Many small business owners lose sight of value added tax (VAT) because they are below the compulsory registration threshold when they start.
It comes as a shock when their business has grown to the point where they must register and start charging VAT.
For those who may be approaching the threshold, Clive Lewis, head of enterprise at the Institute of Chartered Accountants in England and Wales (ICAEW), shares a back-to-basics guide to all things VAT.
What is VAT?
VAT was an invention of the French in the 1950s and became a tax which all new members of the Common Market/European Union have had to sign up to when they join. You can only charge VAT on goods or services that you sell once your business has been registered for VAT.

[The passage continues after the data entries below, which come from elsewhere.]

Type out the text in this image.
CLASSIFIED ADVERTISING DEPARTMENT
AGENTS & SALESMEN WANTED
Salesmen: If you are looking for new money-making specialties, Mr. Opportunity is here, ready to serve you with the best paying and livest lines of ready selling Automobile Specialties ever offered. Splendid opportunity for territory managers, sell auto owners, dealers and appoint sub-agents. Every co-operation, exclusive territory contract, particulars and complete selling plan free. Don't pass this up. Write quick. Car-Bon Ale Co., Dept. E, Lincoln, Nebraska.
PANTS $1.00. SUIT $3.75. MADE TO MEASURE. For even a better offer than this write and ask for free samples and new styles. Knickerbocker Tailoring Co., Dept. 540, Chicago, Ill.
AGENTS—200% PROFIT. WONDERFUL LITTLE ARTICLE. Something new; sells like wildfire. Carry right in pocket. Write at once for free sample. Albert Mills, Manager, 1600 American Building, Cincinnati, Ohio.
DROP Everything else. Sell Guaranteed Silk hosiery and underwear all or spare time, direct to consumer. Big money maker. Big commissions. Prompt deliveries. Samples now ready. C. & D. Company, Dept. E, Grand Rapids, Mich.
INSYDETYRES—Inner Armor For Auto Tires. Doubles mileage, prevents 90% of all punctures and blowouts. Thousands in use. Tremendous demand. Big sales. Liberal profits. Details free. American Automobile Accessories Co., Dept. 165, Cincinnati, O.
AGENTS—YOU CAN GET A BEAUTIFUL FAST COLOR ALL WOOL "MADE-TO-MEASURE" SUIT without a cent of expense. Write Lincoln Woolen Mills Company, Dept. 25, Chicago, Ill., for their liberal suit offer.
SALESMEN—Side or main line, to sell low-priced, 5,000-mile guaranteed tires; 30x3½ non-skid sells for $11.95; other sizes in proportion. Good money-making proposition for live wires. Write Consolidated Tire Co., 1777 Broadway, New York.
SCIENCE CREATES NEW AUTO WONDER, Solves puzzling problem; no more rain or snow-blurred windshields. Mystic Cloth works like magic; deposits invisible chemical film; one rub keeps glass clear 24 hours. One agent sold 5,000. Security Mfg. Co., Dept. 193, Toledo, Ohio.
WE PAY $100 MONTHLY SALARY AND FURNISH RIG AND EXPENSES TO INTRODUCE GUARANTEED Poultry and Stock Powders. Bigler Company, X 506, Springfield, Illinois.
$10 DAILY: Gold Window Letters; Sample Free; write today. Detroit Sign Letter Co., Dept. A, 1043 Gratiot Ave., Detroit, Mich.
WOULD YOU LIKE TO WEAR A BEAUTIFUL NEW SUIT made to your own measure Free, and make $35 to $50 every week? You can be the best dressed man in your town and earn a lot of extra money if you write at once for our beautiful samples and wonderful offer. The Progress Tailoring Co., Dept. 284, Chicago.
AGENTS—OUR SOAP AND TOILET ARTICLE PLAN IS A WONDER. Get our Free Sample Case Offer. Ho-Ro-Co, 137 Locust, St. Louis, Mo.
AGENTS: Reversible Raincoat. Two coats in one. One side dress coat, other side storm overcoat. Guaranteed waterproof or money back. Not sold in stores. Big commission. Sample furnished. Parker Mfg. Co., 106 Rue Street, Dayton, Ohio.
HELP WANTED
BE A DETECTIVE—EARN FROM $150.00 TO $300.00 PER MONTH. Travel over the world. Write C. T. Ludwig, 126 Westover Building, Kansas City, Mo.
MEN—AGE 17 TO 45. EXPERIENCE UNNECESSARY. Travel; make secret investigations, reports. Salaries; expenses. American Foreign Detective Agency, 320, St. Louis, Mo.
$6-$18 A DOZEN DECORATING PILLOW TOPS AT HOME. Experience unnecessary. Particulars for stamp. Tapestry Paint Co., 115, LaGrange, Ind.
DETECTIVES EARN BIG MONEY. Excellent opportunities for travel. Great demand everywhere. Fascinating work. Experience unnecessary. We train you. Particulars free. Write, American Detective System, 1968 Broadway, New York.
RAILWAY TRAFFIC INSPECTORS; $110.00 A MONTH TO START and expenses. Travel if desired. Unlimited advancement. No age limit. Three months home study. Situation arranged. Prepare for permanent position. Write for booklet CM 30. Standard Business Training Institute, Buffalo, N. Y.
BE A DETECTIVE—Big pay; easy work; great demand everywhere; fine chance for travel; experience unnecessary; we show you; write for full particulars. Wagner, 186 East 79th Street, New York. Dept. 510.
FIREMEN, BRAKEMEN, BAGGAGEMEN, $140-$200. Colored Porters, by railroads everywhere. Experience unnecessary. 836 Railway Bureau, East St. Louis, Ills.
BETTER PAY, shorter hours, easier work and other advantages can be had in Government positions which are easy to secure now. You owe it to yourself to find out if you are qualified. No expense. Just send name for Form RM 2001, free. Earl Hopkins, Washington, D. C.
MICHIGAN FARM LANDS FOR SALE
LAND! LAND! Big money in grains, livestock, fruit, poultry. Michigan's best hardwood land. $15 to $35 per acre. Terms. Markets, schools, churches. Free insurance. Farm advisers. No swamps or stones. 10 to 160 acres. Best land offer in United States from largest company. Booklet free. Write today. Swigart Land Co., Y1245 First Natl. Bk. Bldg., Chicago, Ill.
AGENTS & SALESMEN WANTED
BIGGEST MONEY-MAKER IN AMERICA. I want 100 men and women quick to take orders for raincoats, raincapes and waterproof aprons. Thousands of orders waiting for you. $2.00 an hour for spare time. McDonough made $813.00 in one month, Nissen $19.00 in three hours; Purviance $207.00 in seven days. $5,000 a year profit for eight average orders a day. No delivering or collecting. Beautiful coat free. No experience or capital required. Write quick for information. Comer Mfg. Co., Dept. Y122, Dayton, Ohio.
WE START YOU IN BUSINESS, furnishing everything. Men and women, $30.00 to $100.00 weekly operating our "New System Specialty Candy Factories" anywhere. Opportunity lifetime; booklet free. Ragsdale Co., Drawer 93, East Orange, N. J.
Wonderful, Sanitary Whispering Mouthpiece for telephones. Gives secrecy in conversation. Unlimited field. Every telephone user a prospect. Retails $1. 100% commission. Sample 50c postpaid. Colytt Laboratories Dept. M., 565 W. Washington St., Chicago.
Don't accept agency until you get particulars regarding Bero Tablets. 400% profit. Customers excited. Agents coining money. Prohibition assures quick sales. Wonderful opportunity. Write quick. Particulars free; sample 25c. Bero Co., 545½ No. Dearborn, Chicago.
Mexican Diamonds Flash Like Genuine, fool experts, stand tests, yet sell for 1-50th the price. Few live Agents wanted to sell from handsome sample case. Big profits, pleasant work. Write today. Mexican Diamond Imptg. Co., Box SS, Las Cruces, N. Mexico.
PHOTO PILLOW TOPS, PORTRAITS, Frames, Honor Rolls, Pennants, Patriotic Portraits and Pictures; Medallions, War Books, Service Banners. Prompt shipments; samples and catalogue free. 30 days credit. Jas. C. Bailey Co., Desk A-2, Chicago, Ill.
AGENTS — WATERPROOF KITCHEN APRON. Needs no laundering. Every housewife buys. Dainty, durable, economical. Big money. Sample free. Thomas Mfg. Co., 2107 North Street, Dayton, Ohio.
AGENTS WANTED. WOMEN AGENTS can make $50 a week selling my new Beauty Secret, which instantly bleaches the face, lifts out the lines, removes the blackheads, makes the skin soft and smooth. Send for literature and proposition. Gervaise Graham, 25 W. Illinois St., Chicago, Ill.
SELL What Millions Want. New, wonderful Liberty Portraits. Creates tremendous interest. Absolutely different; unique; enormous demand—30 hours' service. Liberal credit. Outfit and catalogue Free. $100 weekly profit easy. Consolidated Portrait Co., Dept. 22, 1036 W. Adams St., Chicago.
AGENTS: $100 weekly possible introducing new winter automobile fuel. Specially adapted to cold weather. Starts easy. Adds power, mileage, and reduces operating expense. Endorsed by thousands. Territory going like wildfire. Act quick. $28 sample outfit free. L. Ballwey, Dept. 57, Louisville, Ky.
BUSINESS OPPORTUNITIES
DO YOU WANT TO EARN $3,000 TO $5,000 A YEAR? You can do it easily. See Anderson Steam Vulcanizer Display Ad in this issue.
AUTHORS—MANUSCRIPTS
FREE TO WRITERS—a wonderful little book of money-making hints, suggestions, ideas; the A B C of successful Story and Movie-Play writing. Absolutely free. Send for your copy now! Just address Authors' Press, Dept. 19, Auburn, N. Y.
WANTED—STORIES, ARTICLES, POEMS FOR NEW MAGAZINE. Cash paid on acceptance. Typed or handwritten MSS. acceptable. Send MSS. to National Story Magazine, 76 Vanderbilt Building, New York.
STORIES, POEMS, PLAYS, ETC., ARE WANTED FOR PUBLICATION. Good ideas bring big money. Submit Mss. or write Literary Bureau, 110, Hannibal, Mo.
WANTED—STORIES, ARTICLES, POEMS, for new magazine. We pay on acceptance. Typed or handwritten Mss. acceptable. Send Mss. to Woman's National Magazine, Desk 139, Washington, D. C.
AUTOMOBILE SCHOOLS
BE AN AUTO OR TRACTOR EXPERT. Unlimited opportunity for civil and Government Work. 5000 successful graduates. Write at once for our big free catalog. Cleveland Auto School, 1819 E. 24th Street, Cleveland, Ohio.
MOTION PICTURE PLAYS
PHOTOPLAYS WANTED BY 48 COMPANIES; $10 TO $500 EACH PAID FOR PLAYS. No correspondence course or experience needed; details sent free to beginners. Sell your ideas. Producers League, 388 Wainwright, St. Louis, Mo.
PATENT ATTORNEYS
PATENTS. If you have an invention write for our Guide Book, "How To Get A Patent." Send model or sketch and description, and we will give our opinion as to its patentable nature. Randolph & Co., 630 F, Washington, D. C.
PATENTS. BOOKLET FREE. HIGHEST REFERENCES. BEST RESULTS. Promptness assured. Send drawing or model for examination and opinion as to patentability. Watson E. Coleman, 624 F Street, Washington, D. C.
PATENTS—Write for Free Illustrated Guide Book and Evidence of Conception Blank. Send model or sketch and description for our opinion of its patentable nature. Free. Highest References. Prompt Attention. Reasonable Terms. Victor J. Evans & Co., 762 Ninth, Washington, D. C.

VAT is charged on business sales – in other words, when you sell goods and services. This includes the following:
Hiring or loaning goods to someone
Selling business assets
Commission
Items sold to staff such as canteen meals
Business goods used for personal reasons
'Non-sales' like bartering, part-exchange and gifts
If you're a VAT-registered business, you must report to HM Revenue & Customs (HMRC) the amount of VAT you've charged and the amount of VAT you've paid.
Compulsory VAT registration threshold
You must register for VAT if your turnover exceeds £83,000 in the previous 12 months (for 2016/17 tax year). You can voluntarily register at anytime (if turnover is below compulsory registration threshold).